Mas isso não vai excluir você de algo que está acontecendo neste momento em Curicica, bairro da Zona Oeste do Rio: um jovem, negro, hostilizado e emocionalmente esgotado, colocou a mão na maçaneta e abriu a porta de saída de um dos programas mais assistidos da TV brasileira nos últimos 20 anos.
Isso não te exclui. Não ter TV em casa não te exclui.
Assim como ter votado em branco em 2018 não te exclui dos resultados daquele ano.
No Brasil de 2021, diante de um massacre social, econômico, de mortandade, desemprego, fome e violência contra pretos e mulheres, neste mesmo Brasil as TVs estão ligadas num programa que começou como entretenimento e menos de um mês depois já deixa de ser um programa de entretenimento, para um programa de entristecimento.
Você está se entretendo vendo isso?
Seja sincero. Ao terminar de ler as notícias sobre o Planalto, sobre sua cidade, no caso a minha, o Rio, depois de ouvir todas as preocupantes projeções do nosso futuro, depois de ver que a esquerda não tem nome para 2022, e que o PT ao escolher Haddad, formalizou seu apoio a Bolsonaro, ligar a TV pra ver um jovem negro ser trucidado por outras pessoas, isso te entretém?

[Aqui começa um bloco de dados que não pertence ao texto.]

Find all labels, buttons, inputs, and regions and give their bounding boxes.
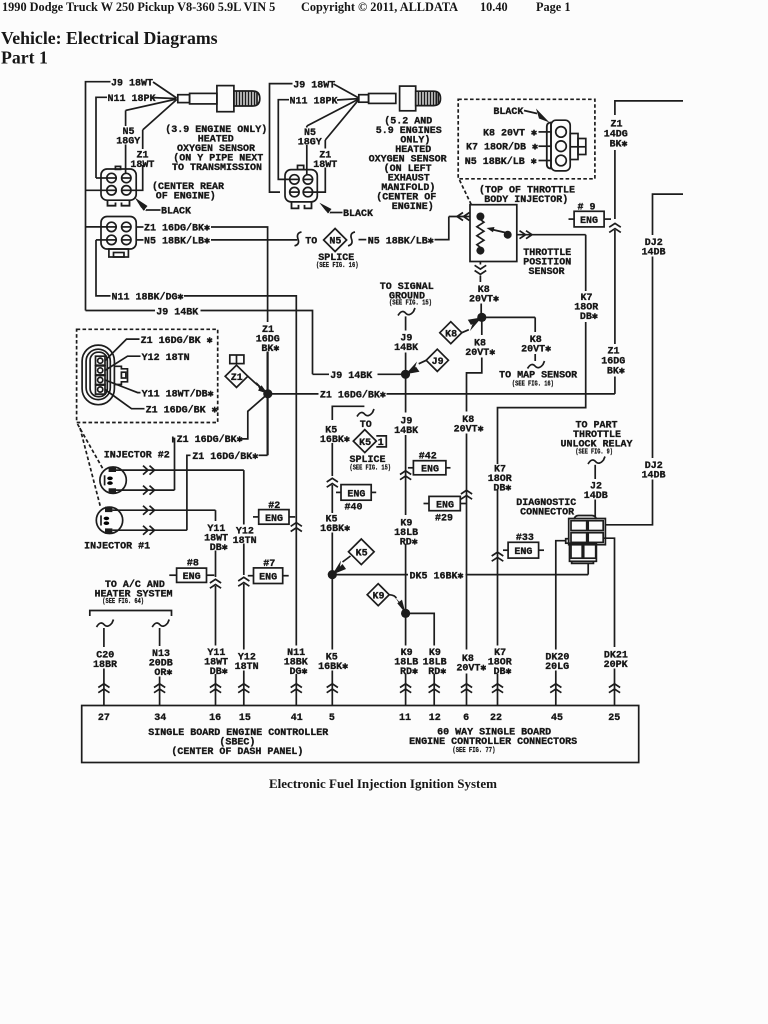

O Brasil está em caos por fora, e por dentro. A nossa crise é na alma. Estamos doentes. Adoecidos na psique.
Do outro lado, há um diretor de televisão. Boninho, homem forte da emissora, está aos poucos, mesmo que involuntariamente, levando a Globo para um lugar mais delicado. Ao ponto de pensarmos: Quem precisa de Bolsonaro para afundar a Globo, se temos Boninho?
Eu, senhores. Que sou um mero colunista que não influencia o pagode na casa de ninguém, sou aconselhado a mudar frase, palavra, texto, e um diretor geral de TV parece que pode tudo, se Boninho assumisse essa coluna, ele poderia expor o veículo onde trabalha a tanto risco?
Eu espero que esta seja a última edição deste programa.
A saída de Lucas foi um gesto gigante: ele não está usando máscara, num momento em que todos estão. E não me refiro a N95, mas a pior máscara: a hipocrisia. O que está acontecendo ali é da ordem da barbárie.
E veja: pessoas negras contra pessoas negras. Em primeiro lugar, não podemos crucificar essas pessoas. Brancos fazem as mesmas coisas, todos os dias. Depois de 500 anos de opressão, não tem como a cabeça de uma pessoa negra ser 100% saudável.
Mas a “militância” está em cheque. Não foi por isso que Abdias e Lelia Gonzales lutaram. Não foi por isso que Sueli Carneiro lutou e luta, para acabar com a divisão entre pretos e pardos. Não foi pra lacrar, condenar o outro a uma prisão psicológica de dor e isolamento, que Angela Davis, Frei Davi, Amilcar Cabral, Franz Fanon, Audre Lorde, bell hooks, Malcolm X e tantos outros lutaram.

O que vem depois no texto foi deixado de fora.